É essa também a opinião do presidente do Sindicato dos Técnicos de Emergência Pré-Hospitalar, Rui Lázaro. Contactado pelo PÚBLICO para comentar a situação, o especialista entende que o pedido de ajuda devia ter sido feito bastante mais cedo, no máximo quando a criança ficou inconsciente. “Tendo em conta a proximidade a profissionais de saúde, nomeadamente médicos e enfermeiros, a alguns metros da ocorrência, poderiam e deveriam ter chamado estes profissionais, ou até levar a criança ao colo ao seu encontro - o que fosse mais rápido.”
“Concluir que a criança sobreviveria se não se tivesse ‘desperdiçado’ este tempo é claramente excessivo, contudo a probabilidade de sobreviver seria seguramente maior. Pelo menos teria o acesso a todos os cuidados de emergência médica possíveis no menor espaço de tempo possível, o que não veio a acontecer”, acrescenta Rui Lázaro, lamentando que em Portugal a educação em emergência médica dos profissionais deste sector seja muito escassa, à semelhança de outros profissionais que têm, no desempenho das suas funções, novos ou velhos a seu cargo.
Para o sindicalista, é essencial que se inclua na educação de todos os cidadãos formação básica em emergência médica. “Infelizmente em Portugal não tem existido vontade política de avançar nos cuidados de emergência médica, nem na educação do cidadão comum”, conclui.

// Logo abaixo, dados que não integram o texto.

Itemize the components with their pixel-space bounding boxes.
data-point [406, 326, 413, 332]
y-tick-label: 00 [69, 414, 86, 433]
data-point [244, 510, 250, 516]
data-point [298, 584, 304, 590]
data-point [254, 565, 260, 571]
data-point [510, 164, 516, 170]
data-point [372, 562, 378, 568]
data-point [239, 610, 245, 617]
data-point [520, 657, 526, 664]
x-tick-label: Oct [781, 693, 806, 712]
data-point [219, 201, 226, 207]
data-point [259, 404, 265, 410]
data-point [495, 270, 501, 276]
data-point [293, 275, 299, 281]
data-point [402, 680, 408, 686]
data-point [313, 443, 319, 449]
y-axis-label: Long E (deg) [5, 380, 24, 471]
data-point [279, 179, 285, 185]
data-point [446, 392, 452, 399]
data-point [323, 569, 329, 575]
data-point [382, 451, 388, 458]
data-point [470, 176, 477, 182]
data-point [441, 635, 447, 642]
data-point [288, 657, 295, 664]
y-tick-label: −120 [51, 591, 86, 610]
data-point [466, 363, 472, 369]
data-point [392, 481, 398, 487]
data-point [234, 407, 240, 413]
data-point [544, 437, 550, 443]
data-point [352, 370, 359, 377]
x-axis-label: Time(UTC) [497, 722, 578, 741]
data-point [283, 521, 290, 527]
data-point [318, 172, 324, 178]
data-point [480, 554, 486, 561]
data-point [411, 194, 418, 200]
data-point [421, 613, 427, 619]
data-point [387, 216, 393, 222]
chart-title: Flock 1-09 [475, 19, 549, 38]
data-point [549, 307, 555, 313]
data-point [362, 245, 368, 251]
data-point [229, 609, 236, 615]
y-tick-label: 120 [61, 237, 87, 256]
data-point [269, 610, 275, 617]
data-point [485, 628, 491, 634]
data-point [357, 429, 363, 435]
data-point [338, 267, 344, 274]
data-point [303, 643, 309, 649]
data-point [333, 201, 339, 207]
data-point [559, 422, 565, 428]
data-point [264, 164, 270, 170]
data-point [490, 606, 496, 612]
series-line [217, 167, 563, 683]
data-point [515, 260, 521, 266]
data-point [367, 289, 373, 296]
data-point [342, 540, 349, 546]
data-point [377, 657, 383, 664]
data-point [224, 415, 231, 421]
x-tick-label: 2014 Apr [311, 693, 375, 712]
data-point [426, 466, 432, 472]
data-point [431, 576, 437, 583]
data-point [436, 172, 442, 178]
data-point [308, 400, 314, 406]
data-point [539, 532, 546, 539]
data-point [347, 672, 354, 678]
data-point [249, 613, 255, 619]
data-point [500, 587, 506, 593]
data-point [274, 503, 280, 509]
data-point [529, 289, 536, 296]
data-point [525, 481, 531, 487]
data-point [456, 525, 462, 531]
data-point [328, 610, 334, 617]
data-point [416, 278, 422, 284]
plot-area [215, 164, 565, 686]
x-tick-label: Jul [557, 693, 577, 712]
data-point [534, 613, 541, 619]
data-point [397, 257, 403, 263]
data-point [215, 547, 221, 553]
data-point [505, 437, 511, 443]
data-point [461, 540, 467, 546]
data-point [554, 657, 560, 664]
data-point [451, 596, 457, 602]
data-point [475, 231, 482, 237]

A creche é frequentada por 33 crianças
Já a presidente do conselho de administração da associação Humanidades, Lúcia Sêncio, insiste que a situação não podia ter sido evitada: “A equipa fez, em consciência, tudo o que conseguiu para evitar este desfecho, mas infelizmente isso não foi possível.” A creche é frequentada por 33 crianças. Questionada sobre o que foi feito para que acidentes destes não voltem a repetir-se, a mesma responsável explica que foi alargada a mais funcionários da associação a formação em primeiros socorros e suporte básico de vida. “Voltámos a falar com a seguradora para encontrarmos um seguro que tivesse prémios mais elevados, mas os que temos na associação são os que são praticados nas creches em geral”, acrescenta.
Admitindo que pode ter havido alguma ineficácia na assistência inicial a este bebé, a presidente da Associação para a Promoção da Segurança Infantil, Sandra Nascimento, recorda que a primeira causa de morte acidental de crianças até um ano de idade é precisamente a asfixia, razão pela qual a vigilância é fundamental, especialmente na altura de introdução de alimentos sólidos e no contacto com a água. "A rapidez no socorro determina o desfecho", avisa.